Bad hostname resolution in Job with two services

In a Job that requires two different postgres services only one of the connections works

When running tests, only one of the database connections that is required works. While connections to both hosts can be made, the results do not match the expected containers.

In the following config, both the aliases/hostnames for the services should resolve to separate containers, but they appear to resolve to the same container.

Config

This is the merged yaml for the job that is failing

Misc Tests:
  stage: Static
  image: docker.myorg.com/myrepo:${IMAGE_TAG}-ci
  tags:
  - k8s-runner
  variables:
    FF_NETWORK_PER_BUILD: 1
    GIT_STRATEGY: none
    IS_CI_TEST: 1
    TESTING: 1
    DB_USER: youzer
    DB_PASS: passwrd
    ALFA_DB_NAME: alfa
    ALFA_DB_HOST: alfa-test-db
    ALFA_DB_URL: postgresql://$DB_USER:$DB_PASS@$CLAIMS_DB_HOST/$CLAIMS_DB_NAME
    TEST_DB_HOST: test-db
    TEST_DB_NAME: bravo
    TEST_DB: postgresql://$DB_USER:$DB_PASS@$TEST_DB_HOST/$TEST_DB_NAME
  services:
  - name: postgres:11
    alias: alfa-test-db
    variables:
      POSTGRES_USER: "$DB_USER"
      POSTGRES_PASSWORD: "$DB_PASS"
      POSTGRES_DB: "$CLAIMS_DB_NAME"
  - name: docker.myorg.com/testdb:current
    alias: test-db
  before_script:
  - cd /usr/src/app
  extends:
  - ".ci-test"
  script:
  - "./gitlab_wait_for_testdb.sh $ALFA_DB_URL $DB_CONNECTION_TIMEOUT"
  - "./gitlab_wait_for_testdb.sh $TEST_DB $DB_CONNECTION_TIMEOUT"
  - cat /etc/hosts
  - env | grep -v GITLAB | grep -v CI | sort
  - psql -d $ALFA_DB_URL -c '\l+'
  - psql -d $TEST_DB -c '\l+'  #### <--- fails at this point, because the database it expects does not exist. 
  - python tests-run.py --testset misc

Debugging

  • Each of the connections works in other jobs where it is the only service
  • pg_isready works for both services, but this really only indicates that any postgres instance is reachable at the hostname.
  • examining the custom container locally, or in a single-service Job shows that it is configured as expected, i.e. has the required database, bravo.
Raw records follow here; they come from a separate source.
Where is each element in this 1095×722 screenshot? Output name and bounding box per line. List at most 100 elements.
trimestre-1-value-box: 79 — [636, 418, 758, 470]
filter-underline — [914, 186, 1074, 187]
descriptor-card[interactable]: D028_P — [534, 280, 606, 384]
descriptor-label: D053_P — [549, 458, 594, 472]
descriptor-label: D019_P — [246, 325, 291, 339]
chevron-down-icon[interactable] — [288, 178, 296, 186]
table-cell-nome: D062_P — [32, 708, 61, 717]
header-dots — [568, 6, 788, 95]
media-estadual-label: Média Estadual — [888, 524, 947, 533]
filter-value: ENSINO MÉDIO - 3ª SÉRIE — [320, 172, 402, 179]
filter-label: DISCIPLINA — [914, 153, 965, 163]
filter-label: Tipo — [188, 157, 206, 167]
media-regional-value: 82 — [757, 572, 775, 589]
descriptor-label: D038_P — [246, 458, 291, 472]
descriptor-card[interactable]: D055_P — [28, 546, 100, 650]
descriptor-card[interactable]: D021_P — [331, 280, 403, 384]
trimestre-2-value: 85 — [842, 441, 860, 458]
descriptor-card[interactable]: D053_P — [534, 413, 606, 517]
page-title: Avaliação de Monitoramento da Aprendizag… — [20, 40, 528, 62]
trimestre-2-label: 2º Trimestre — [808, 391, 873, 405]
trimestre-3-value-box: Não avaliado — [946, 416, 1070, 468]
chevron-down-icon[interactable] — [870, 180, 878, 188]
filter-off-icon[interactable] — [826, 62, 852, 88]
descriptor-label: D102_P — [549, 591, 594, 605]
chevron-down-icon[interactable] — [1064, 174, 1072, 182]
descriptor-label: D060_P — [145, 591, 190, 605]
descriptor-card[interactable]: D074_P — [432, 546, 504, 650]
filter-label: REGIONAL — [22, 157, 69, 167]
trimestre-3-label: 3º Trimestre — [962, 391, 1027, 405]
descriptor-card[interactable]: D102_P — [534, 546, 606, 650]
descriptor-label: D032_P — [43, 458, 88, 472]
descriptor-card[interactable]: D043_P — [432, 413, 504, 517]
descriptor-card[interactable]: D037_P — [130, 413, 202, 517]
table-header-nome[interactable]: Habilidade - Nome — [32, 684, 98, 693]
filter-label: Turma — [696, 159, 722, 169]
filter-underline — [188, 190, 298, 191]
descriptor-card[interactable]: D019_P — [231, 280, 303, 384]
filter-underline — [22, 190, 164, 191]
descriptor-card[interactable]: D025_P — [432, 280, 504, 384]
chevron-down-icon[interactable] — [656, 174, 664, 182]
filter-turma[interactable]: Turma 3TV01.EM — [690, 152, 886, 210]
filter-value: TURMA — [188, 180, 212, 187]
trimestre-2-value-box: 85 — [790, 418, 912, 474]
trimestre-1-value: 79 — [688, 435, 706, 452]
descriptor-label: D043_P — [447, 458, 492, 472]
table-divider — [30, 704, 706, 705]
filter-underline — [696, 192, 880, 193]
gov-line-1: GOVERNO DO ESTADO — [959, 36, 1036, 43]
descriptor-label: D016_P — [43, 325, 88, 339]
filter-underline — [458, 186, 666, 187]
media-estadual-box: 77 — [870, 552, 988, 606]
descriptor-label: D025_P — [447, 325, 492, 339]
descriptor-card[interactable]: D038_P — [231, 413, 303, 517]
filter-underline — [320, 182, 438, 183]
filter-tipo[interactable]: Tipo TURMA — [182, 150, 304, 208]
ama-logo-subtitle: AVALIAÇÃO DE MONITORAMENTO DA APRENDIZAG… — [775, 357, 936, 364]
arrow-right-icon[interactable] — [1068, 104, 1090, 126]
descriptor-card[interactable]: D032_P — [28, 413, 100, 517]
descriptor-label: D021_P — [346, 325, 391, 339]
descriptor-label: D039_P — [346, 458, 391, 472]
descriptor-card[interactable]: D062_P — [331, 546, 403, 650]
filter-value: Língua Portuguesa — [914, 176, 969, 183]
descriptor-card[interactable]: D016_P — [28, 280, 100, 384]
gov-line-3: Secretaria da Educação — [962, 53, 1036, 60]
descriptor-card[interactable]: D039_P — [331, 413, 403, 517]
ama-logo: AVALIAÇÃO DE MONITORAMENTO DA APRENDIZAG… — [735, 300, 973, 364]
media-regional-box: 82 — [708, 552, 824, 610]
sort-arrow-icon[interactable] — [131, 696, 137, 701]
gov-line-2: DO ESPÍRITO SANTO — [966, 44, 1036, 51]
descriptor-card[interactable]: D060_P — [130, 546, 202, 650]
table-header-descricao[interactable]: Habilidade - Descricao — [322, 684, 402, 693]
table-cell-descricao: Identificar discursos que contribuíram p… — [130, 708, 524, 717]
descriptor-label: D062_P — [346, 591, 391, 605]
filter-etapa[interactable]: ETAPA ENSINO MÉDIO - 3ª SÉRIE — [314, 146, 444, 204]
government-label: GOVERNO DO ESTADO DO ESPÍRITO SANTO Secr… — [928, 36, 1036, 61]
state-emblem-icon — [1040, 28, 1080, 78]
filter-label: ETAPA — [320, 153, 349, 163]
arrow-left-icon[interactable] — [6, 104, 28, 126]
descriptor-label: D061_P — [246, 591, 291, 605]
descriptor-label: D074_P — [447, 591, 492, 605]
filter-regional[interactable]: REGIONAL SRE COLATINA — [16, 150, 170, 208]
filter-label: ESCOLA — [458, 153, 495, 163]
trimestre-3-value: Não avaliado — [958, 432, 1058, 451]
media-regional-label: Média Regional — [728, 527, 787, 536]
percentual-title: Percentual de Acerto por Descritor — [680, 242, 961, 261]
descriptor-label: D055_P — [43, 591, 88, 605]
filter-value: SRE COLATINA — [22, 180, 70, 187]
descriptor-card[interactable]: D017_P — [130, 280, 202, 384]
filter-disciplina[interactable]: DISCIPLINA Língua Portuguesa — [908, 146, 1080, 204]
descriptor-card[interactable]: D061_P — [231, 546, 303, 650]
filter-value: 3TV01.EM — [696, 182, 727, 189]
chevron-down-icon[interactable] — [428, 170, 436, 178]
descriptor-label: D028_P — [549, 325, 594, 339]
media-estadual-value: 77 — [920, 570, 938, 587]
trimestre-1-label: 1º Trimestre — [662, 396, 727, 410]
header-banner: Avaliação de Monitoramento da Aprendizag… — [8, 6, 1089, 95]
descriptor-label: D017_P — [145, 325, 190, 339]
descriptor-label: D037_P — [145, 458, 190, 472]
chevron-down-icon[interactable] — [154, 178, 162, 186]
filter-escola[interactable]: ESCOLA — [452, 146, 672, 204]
Ultimately, the results of $ cat /etc/hosts appears to show both services’ being aliased to the same IP address

# Kubernetes-managed hosts file.
127.0.0.1	localhost
::1	localhost ip6-localhost ip6-loopback
fe00::0	ip6-localnet
fe00::0	ip6-mcastprefix
fe00::1	ip6-allnodes
fe00::2	ip6-allrouters
10.70.2.5	runner-cx6kc7sf-project-21-concurrent-0z7dbc
# Entries added by HostAliases.
127.0.0.1	docker.aledade.com-testdb	test-db	postgres	claims-test-db

I’m pretty baffled as to why both of these services seem to be getting conflated…

Turns out, the kubernetes executor does this on purpose. It’s not noticeable except in a case like mine, where both services use the same port!

This needs to be called out more explicitly in the services documentation around aliases, but the upshot is that all your services are mapped to 127.0.0.1 by just appending aliases to /etc/hosts, and so if there are two services with the same port, one will silently shadow the other.